In [1]:
import numpy as np
from hw8_dataload import LFD_Data2
from sklearn import svm

# HW 8
## Primal vs Dual Problem

- The SVM **primal** problem minimizes 0.5w<sup>T</sup>w subject to y<sub>n</sub>(w<sup>T</sup>x<sub>n</sub>+b)&ge;1 for n = 1,2,...,N
- Since w is a d-dimensional vector (corresponding to the dimension of x) and we can also vary b, the primal problem involves a quadratic programming problem with **d+1 variables**.

## Polynomial Kernels

- Implementing polynimal kernels with a soft-margin SVM using the given data set of handwritten digits from the US Postal Service Zip Code data set with extracted features digit, intensity, and symmetry. 
- The polynomial kernel K(x<sub>n</sub>, x<sub>m</sub>) = (1+x<sub>n</sub><sup>T</sup>x<sub>m</sub>)<sup>Q</sup>
- Training **two** types of binary classifiers:
    - one-vs-one (one digit class is +1, another is -1, rest are ignored)
    - one-vs-all (one digit class is +1, everything else is -1)

In [5]:
hw8_train = "hw8_train.dta"
hw8_test = "hw8_test.dta"
hw8_C = 0.01
hw8_Q = 2
hw8_data = LFD_Data2(hw8_train, hw8_test)

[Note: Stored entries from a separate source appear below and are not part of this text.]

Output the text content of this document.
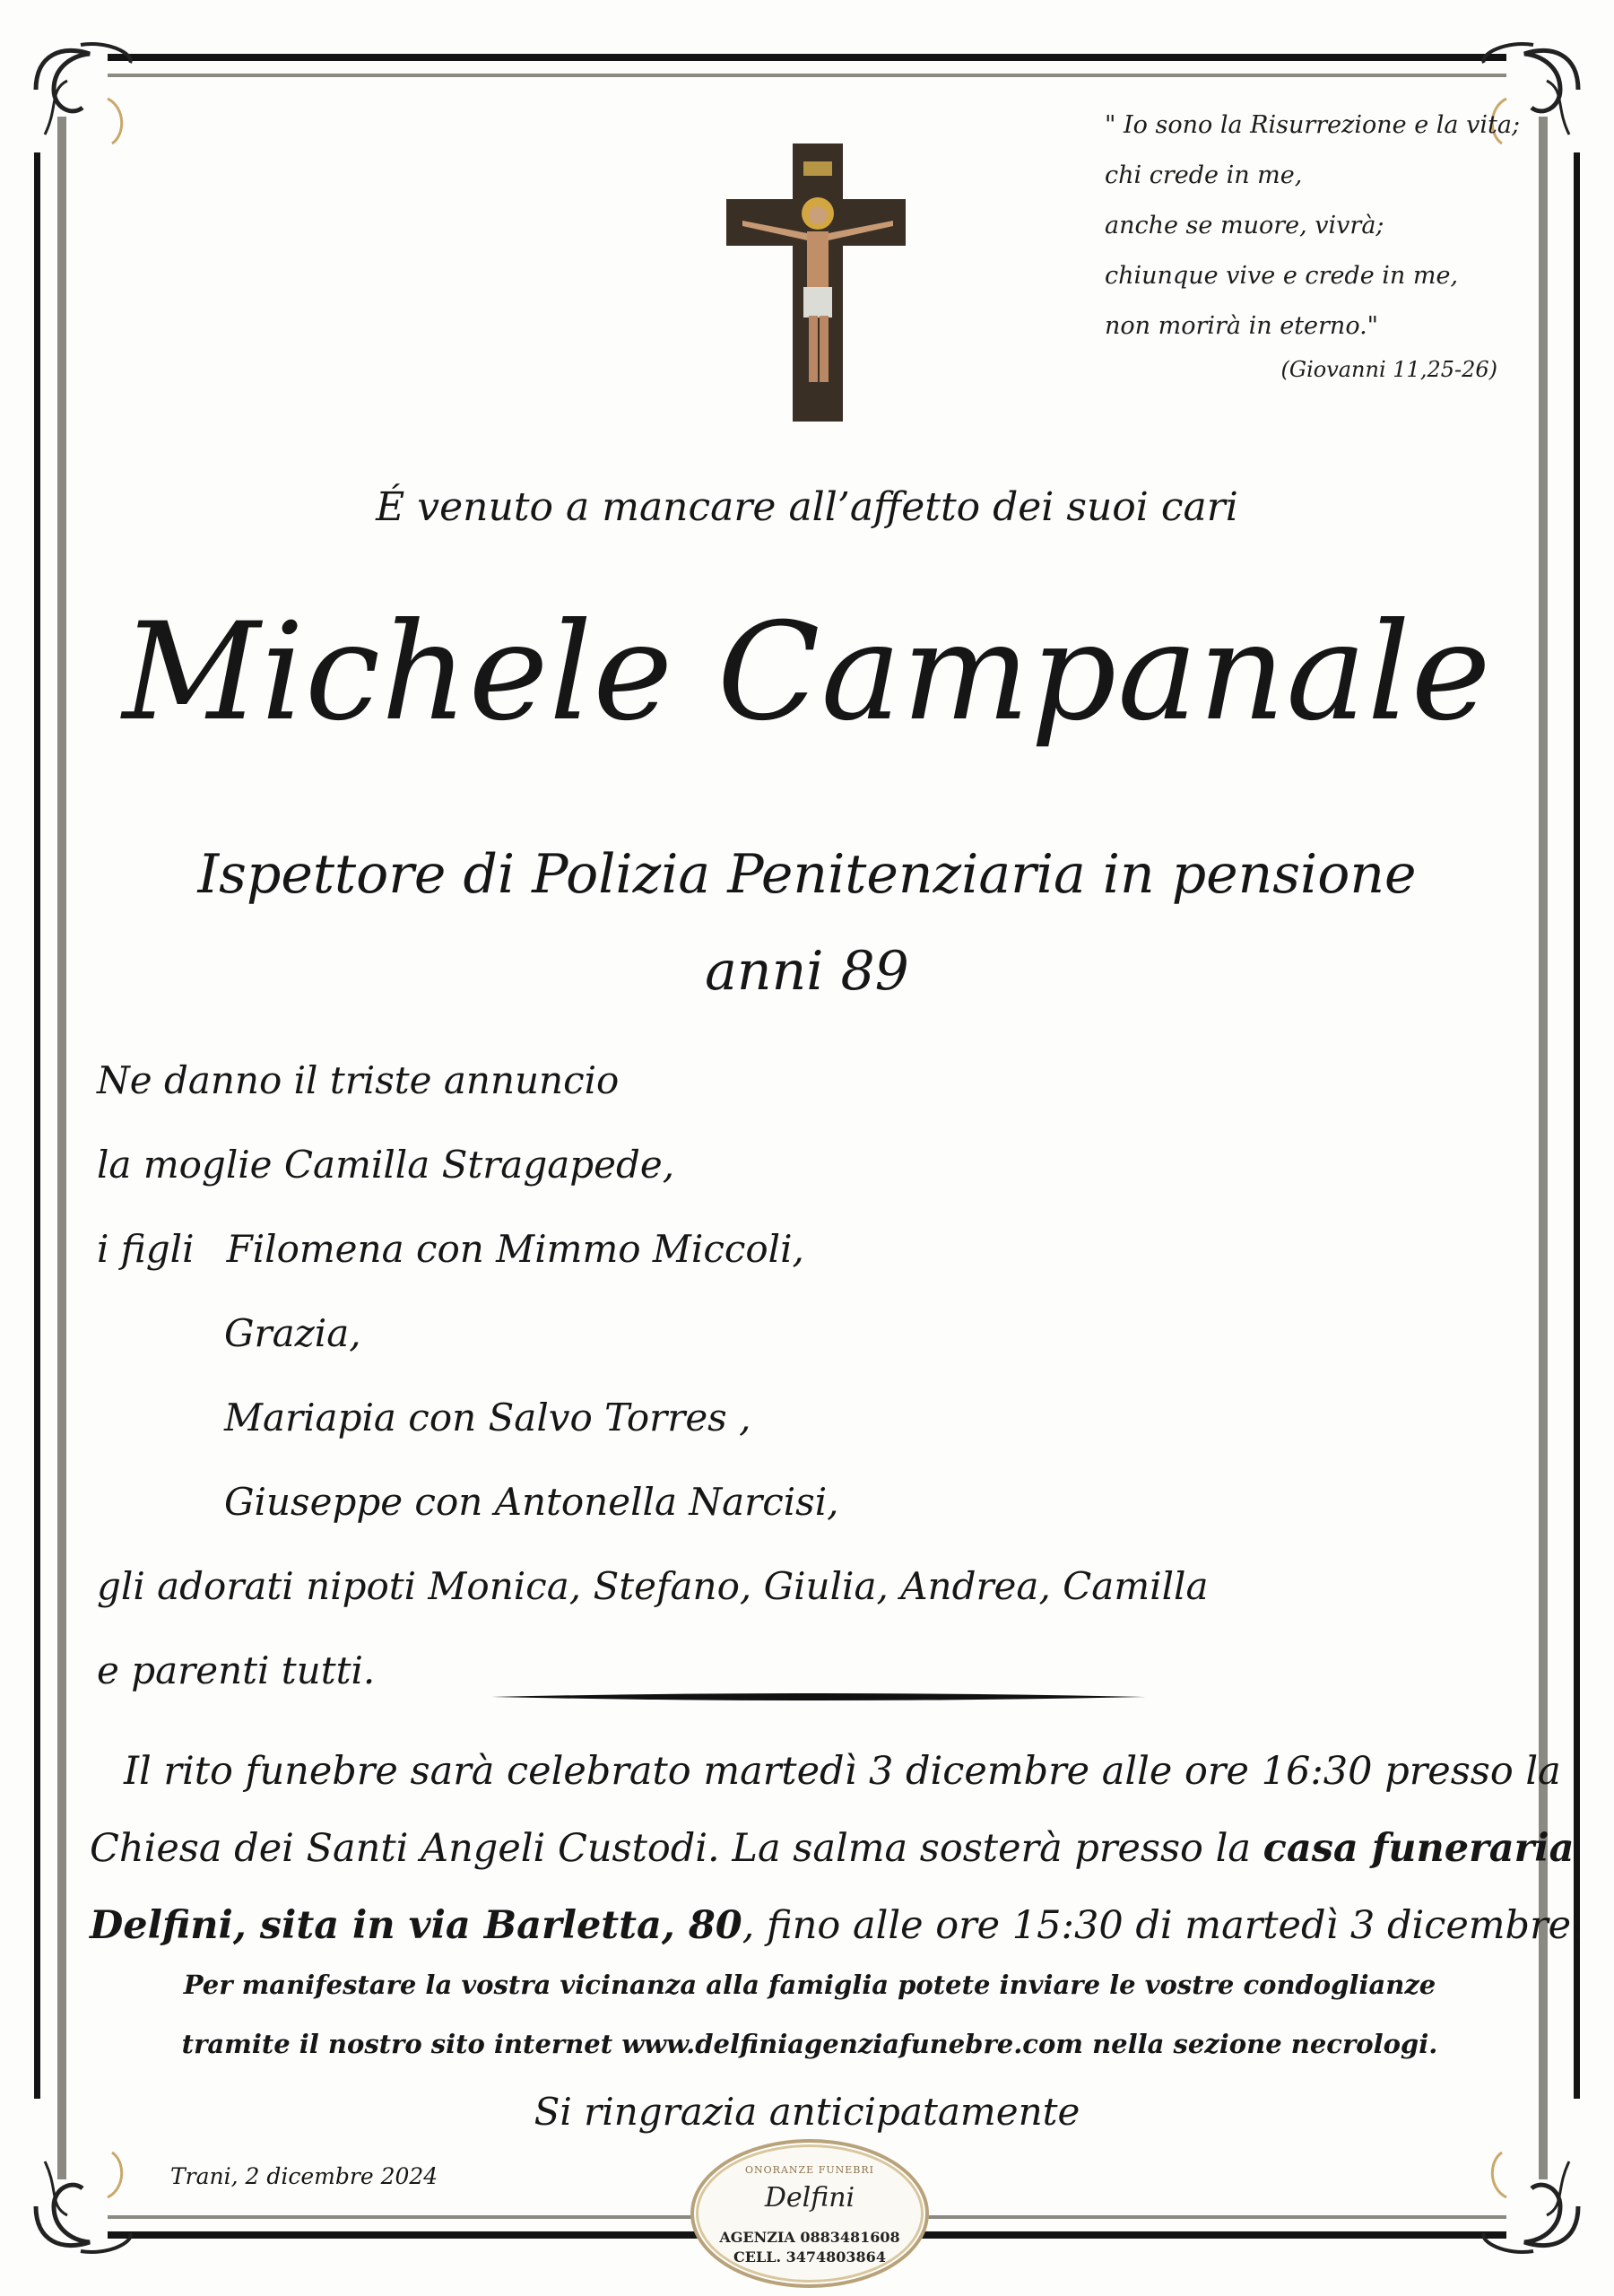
" Io sono la Risurrezione e la vita;
chi crede in me,
anche se muore, vivrà;
chiunque vive e crede in me,
non morirà in eterno."
(Giovanni 11,25-26)
É venuto a mancare all’affetto dei suoi cari
Michele Campanale
Ispettore di Polizia Penitenziaria in pensione
anni 89
Ne danno il triste annuncio
la moglie Camilla Stragapede,
i figli Filomena con Mimmo Miccoli,
Grazia,
Mariapia con Salvo Torres ,
Giuseppe con Antonella Narcisi,
gli adorati nipoti Monica, Stefano, Giulia, Andrea, Camilla
e parenti tutti.
Il rito funebre sarà celebrato martedì 3 dicembre alle ore 16:30 presso la
Chiesa dei Santi Angeli Custodi. La salma sosterà presso la casa funeraria
Delfini, sita in via Barletta, 80, fino alle ore 15:30 di martedì 3 dicembre.
Per manifestare la vostra vicinanza alla famiglia potete inviare le vostre condoglianze
tramite il nostro sito internet www.delfiniagenziafunebre.com nella sezione necrologi.
Si ringrazia anticipatamente
Trani, 2 dicembre 2024	ONORANZE FUNEBRI
Delfini
AGENZIA 0883481608
CELL. 3474803864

my_svm = svm.SVC(C = 0.01, kernel = 'poly',degree = 2, coef0 = 1.0, gamma = 1.0)

In [5]:
alphas_odd = np.array([])
alphas_even = np.array([])

for cur_num in range(10):
    #cur_num-vs-all
    hw8_data.set_filter([cur_num])
    cur_X = hw8_data.get_X("train")
    cur_Y = hw8_data.get_Y("train")
    my_svm.fit(cur_X, cur_Y)
    cur_score = my_svm.score(cur_X, cur_Y)
    cur_numalphas = my_svm.n_support_
    cur_asum = np.array(cur_numalphas).sum()
    print("%d-vs-all binary classifier in-sample error: %f" % (cur_num, (1.0 - cur_score)))
    if cur_num % 2 == 0:
        alphas_even = np.concatenate((alphas_even, [cur_asum]))
    else:
        alphas_odd = np.concatenate((alphas_odd, [cur_asum]))
    
    
aodd_sum = np.sum(alphas_odd)
aeven_sum = np.sum(alphas_even)
a_diff = abs(aodd_sum - aeven_sum)
print("Diff in number of sv's between odd and even: %d" % a_diff)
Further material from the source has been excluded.